THE EURO ELECTIONS: THE EXIT ROUTE BEGINS?

THINK BEFORE YOU VOTE UKIP

Northern voters could begin the process of the UK leaving the European Union next Thursday. If that’s what you want, vote UKIP, send the Tories into a tailspin and expel the Liberal Democrat MEPs who have had the guts to stand up for the European ideal.

Be in no doubt these, usually ignored, elections to the European Parliament are very important. On the night of Sunday May 25th the North West and Yorkshire and the Humber could well return six UKIP MEPs and no Lib Dems. Nationally UKIP could win the election. Pundits will be predicting that their bandwagon could roll on to the General Election.

Tory backbenchers will panic. The pressure on David Cameron to ratchet up his demands for reform of the European Union (already large) will make them completely unacceptable to our potential allies in Germany and Sweden. If re-elected Cameron will fail in the renegotiation. He will still campaign for a Yes vote in the 2017 referendum and Britain will vote to come out.

People must have this scenario clear in their minds as they vote in these European elections. As I say if you want out you know what to do, but if you realise the damage our exit would cause Britain, then you need to halt the UKIP bandwagon before it gets started.

THE CANDIDATES: NORTH WEST

European stalwarts are standing down. Sir Robert Atkins was that rare breed, a pro European Conservative. He’s going, along with Brian Simpson who’s represented Labour on and off for 25 years. The shock departure for the party is Arlene McCarthy. The highly effective campaigner on issues like banking reform and mobile roaming charges made a late decision to call it a day.

The voting system is proportional. The number of MEPs a party gets will be decided by the strength of their support across the whole North West. Who gets elected depends on their position on party lists that have already been drawn up. The North West will elect 8 MEPs.

It is likely Labour will get 3 MEPs. Theresa Griffin tops their list. A Liverpool councillor in the 1990s, she has been fighting these elections for years. Afzal Khan, the former Lord Mayor of Manchester is likely to join her and probably Julie Ward.

The Conservatives will re-elect Jackie Foster who first went to Europe 15 years ago. There was some surprise that she topped the Tory list ahead of the higher profile Saj Karim. He was first elected to Europe as a Liberal Democrat in 2004 and since his defection to the Tories has worked hard on trade relations between India and the EU.

Now we come to the big question. Will UKIP do well enough to knock out Chris Davies, a Lib Dem MEP for the North West for the last fifteen years? UKIP are bound to get their deputy leader Paul Nuttall re-elected. The region will also elect Louise Bours a 45 year old actress from Congleton. Then the question is will the region give UKIP sufficient support to elect UKIP s effective economics spokesman Steven Woolfe?

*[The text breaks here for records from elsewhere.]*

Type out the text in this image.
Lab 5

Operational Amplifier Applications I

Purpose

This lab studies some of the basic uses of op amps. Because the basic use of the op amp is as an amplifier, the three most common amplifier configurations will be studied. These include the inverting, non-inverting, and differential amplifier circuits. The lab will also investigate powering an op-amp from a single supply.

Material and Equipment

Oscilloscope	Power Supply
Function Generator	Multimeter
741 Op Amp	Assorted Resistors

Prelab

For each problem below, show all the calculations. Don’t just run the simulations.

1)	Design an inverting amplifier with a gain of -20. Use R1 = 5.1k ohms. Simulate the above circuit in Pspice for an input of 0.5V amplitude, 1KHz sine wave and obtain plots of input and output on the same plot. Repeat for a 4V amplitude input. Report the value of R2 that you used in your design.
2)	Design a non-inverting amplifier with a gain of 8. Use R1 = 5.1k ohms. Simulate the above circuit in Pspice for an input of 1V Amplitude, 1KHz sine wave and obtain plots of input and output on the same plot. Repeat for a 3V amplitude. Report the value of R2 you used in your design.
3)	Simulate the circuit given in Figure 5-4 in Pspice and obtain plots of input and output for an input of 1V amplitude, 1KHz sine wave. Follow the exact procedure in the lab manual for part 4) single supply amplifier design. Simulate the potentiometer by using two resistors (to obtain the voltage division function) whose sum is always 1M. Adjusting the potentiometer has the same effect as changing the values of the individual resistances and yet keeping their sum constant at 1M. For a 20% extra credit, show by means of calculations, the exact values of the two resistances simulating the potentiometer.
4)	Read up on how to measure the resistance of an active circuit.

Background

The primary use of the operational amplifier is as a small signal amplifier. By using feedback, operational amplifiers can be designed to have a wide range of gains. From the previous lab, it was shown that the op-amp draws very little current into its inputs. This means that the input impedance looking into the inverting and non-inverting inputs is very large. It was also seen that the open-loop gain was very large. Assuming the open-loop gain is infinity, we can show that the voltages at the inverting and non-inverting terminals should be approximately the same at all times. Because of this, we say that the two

The eighth person elected only needs around 10% of the vote and Davies will be hoping that the residual pockets of Lib Dem strength in South Lakeland, Pendle, Liverpool and Stockport will see him through, but it is likely to be close.

The Greens did well in these elections back in 1989 and the anti fracking movement might put Peter Cranie in contention with Davies and Woolfe.

My analysis presumes that the BNP leader Nick Griffin will lose his seat. His party is riven with factions and nearly bankrupt plus UKIP have stolen the agenda on immigration.

CANDIDATES: YORKSHIRE AND THE HUMBER

An extraordinary series of events means that only two of the six people elected five years ago for this region are offering themselves again under the same party colours.

Edward Macmillan-Scott defected from the Tories to the Lib Dems. The other Lib Dem MEP, Diana Wallace stood down on health grounds. Godfrey Bloom of bongo bongo land and sluts fame left UKIP, is sitting as an independent and is not offering his talents to the voters again. The BNP’s Andrew Brons fell out with the party leader, has formed another right wing party and is not standing.

With six places up for grabs, it is likely Labour will re-elect Linda McAvan and Richard Corbett, the Tories Tim Kirkhope and UKIP Jane Collins and Amjad Bashir.

The sixth place will be close between Alex Story for the Tories, Mike Hookem UKIP and Lib Dem Edward Macmillan Scott who has been in the European Parliament for thirty years and would be a real scalp for UKIP.